Bill nursed her through the ravages of breast cancer 18 years ago. ‘But please don’t say I “beat” cancer or I “won the battle”, because it’s not a question of winning or losing. It’s just the luck of the draw. I’ve friends who didn’t make it, who fought just as hard as me.’

The latter includes Linda McCartney, whose cancer was diagnosed in the same week as Eileen’s. A mutual friend had put them in touch and they talked
a lot on the phone, but Linda never revealed that she knew she was dying because she didn’t want to bring Eileen down. ‘She was kind and thoughtful to the very end.’

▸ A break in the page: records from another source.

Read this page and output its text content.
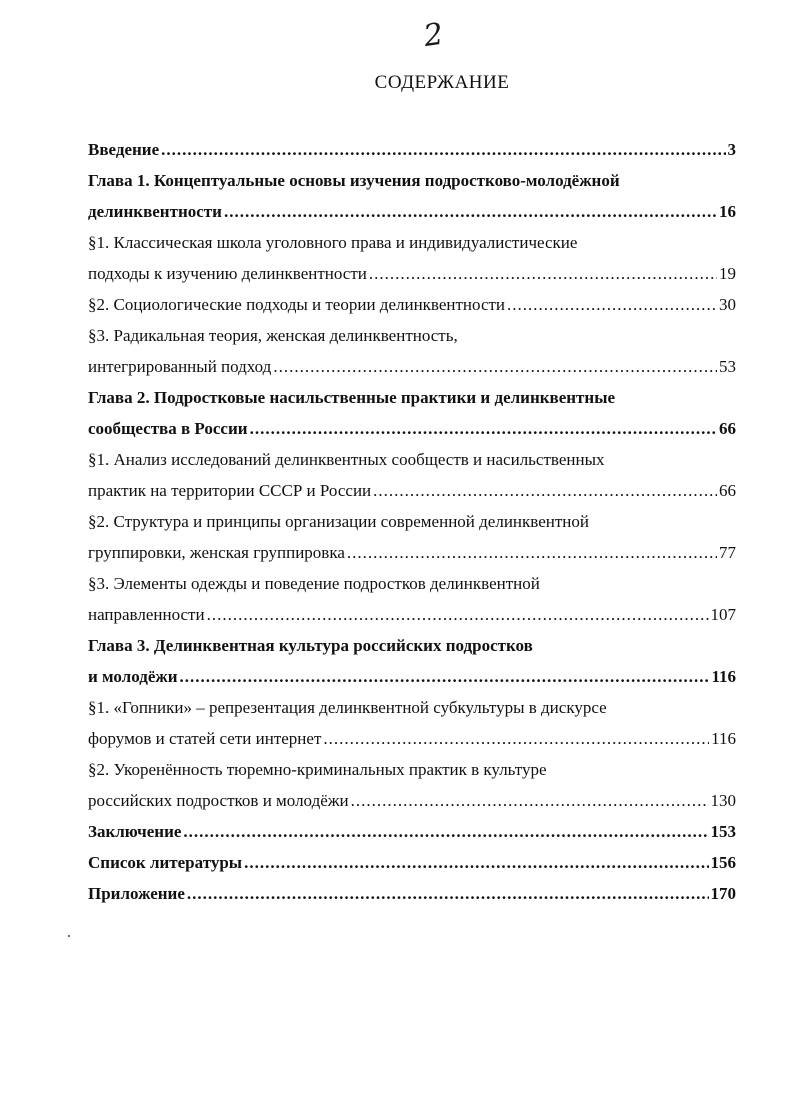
2
СОДЕРЖАНИЕ
Введение .....	3
Глава 1. Концептуальные основы изучения подростково-молодёжной
делинквентности .....	16
§1. Классическая школа уголовного права и индивидуалистические
подходы к изучению делинквентности .....	19
§2. Социологические подходы и теории делинквентности .....	30
§3. Радикальная теория, женская делинквентность,
интегрированный подход .....	53
Глава 2. Подростковые насильственные практики и делинквентные
сообщества в России .....	66
§1. Анализ исследований делинквентных сообществ и насильственных
практик на территории СССР и России .....	66
§2. Структура и принципы организации современной делинквентной
группировки, женская группировка .....	77
§3. Элементы одежды и поведение подростков делинквентной
направленности .....	107
Глава 3. Делинквентная культура российских подростков
и молодёжи .....	116
§1. «Гопники» – репрезентация делинквентной субкультуры в дискурсе
форумов и статей сети интернет .....	116
§2. Укоренённость тюремно-криминальных практик в культуре
российских подростков и молодёжи .....	130
Заключение .....	153
Список литературы .....	156
Приложение .....	170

Years after her own recovery, she was able to give support to another breast-cancer sufferer, her friend Dame Maggie Smith. ‘Maggie used to say that it cheered her up to see me because I’d come out the other side.’

Her experience, she says, left her pondering her own mortality. ‘And getting older will do that too. All I know is that dying frightens me much less than being kept unwantedly alive without any quality to my life. I know that it’s a complicated issue; I’m not an idiot. But as

That day still seems a long way off for Eileen and for others of her venerable friends in the business. Recently, she says, she attended the ‘fabulous’ 80th birthday bash of actor Keith Baxter. ‘Everyone was there, including Maggie and Judi Dench and Albert Finney and the four of us ended up on a table together.
‘I looked at the bunch of us. Judi can’t see much, Maggie and I don’t hear too well and Albert was drunk. But I thought we all looked rather lovely and we were all roaring with laughter. It was absolutely bloody perfect,’ she concludes. And she is absolutely bloody right.